Comme Coulibaly, George et Sarr devraient principalement évoluer sans ballon, cette configuration pourrait fonctionner si ces joueurs acceptent de réduire leur temps de possession. Young sera un meneur pick-and-roll plus dangereux que ce que Washington a connu depuis l’apogée de John Wall. Cette saison, les Wizards sont 25e en points par occasion de pick-and-roll, alors que Young se classait 12e parmi les meneurs en 2024-25.
Le principal défi sera la cohabitation entre Young et le jeune Bub Carrington, qui a déjà évolué en meneur et arrière. L’arrivée de Young pourrait pousser Carrington vers le poste d’arrière, où se trouve aussi le rookie Tre Johnson, choix lottery.
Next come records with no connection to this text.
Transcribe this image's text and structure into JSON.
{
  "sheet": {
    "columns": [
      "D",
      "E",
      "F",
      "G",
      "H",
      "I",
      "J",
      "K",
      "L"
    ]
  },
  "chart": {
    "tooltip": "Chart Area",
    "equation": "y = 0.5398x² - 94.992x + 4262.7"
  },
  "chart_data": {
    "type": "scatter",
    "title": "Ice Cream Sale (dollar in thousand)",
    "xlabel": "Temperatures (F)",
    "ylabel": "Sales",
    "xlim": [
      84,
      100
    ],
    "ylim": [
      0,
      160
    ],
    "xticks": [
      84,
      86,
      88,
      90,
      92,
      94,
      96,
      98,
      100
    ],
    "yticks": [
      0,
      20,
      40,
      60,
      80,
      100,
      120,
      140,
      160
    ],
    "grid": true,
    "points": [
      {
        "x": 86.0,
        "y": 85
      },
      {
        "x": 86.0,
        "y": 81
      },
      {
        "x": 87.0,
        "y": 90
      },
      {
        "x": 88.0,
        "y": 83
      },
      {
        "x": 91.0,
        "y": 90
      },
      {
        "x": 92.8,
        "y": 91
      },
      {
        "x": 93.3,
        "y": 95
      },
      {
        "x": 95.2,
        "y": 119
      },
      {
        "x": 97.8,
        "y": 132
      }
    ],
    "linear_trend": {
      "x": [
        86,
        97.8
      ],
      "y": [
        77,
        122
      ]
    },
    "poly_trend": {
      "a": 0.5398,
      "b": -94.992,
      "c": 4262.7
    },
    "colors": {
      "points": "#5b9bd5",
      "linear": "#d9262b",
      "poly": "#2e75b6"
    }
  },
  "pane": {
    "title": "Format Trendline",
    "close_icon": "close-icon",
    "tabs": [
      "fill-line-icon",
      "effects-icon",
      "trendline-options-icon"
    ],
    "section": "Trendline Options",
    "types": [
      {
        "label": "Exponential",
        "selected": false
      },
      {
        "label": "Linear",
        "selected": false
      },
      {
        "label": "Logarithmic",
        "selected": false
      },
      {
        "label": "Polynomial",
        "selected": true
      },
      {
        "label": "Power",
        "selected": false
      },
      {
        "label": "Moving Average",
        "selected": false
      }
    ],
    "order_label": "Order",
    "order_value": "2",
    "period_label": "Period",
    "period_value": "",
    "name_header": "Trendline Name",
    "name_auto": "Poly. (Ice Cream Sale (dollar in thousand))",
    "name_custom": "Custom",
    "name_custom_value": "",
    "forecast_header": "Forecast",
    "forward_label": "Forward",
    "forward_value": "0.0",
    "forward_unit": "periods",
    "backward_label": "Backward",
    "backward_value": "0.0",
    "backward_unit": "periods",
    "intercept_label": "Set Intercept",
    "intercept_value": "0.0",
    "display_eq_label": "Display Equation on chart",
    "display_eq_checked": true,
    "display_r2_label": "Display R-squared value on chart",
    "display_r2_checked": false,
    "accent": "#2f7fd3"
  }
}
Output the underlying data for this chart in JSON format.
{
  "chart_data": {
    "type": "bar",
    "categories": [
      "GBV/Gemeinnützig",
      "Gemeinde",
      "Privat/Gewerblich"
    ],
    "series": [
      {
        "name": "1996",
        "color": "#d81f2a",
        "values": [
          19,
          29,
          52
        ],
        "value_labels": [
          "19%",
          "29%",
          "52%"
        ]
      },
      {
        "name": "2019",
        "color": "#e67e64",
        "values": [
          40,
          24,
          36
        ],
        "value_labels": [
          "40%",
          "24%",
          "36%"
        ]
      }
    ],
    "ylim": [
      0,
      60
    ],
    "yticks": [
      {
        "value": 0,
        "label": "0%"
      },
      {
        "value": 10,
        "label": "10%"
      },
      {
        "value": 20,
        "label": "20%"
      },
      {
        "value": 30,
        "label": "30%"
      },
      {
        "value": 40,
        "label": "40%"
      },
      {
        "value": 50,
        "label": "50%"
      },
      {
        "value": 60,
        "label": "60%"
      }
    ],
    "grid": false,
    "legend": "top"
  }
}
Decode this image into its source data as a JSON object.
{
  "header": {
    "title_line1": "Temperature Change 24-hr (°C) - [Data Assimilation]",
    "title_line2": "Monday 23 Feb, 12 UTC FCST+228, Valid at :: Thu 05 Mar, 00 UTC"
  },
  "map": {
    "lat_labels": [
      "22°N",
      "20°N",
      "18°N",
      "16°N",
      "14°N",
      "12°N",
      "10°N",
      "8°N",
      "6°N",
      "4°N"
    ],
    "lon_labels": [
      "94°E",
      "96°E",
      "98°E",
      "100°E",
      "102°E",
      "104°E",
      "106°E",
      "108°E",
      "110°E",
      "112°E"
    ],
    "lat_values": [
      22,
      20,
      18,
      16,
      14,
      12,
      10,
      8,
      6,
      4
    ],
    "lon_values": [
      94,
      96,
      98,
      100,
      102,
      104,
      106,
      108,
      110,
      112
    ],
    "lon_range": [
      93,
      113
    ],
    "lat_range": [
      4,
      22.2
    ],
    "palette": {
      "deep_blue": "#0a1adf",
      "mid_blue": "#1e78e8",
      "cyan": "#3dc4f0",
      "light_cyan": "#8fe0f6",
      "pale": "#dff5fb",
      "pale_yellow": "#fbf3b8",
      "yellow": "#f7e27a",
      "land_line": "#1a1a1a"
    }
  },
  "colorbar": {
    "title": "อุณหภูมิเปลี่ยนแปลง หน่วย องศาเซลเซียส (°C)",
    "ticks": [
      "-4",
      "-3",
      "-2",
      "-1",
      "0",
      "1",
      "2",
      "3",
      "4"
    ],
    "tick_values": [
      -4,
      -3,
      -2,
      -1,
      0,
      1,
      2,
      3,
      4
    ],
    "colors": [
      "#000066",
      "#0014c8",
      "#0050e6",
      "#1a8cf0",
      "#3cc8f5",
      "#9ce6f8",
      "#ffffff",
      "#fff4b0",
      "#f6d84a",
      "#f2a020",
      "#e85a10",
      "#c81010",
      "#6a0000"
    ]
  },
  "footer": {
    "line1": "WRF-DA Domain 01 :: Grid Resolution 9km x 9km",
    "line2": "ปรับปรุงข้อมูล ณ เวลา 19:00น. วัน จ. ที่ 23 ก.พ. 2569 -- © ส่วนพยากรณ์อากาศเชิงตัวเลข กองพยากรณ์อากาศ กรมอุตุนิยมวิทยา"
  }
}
Plus que tout, ce transfert est un pari sur la valeur de Young. Malgré ses limites défensives, il reste un quatre fois All-Star grâce à son impact offensif. Le joueur devrait exercer son option à 49 millions de dollars pour 2026-27, ce qui ne pose pas de problème pour une franchise disposant d’un plafond salarial estimé à plus de 90 millions de dollars, en attendant la conservation de leur choix de draft. Washington conservera ainsi une marge pour recruter des vétérans ou échanger des contrats contre des picks.
Acquérir Young maintenant permet aux Wizards d’évaluer pendant trois mois la compatibilité entre leur star et leurs jeunes avant de construire autour d’eux cet été. Si cet échange marque le début d’une démarche vers la compétitivité, il s’agit d’un point de départ logique plutôt qu’une finalité.
Cet article résume des informations issues de plusieurs médias spécialisés, à l’aide d’une intelligence artificielle.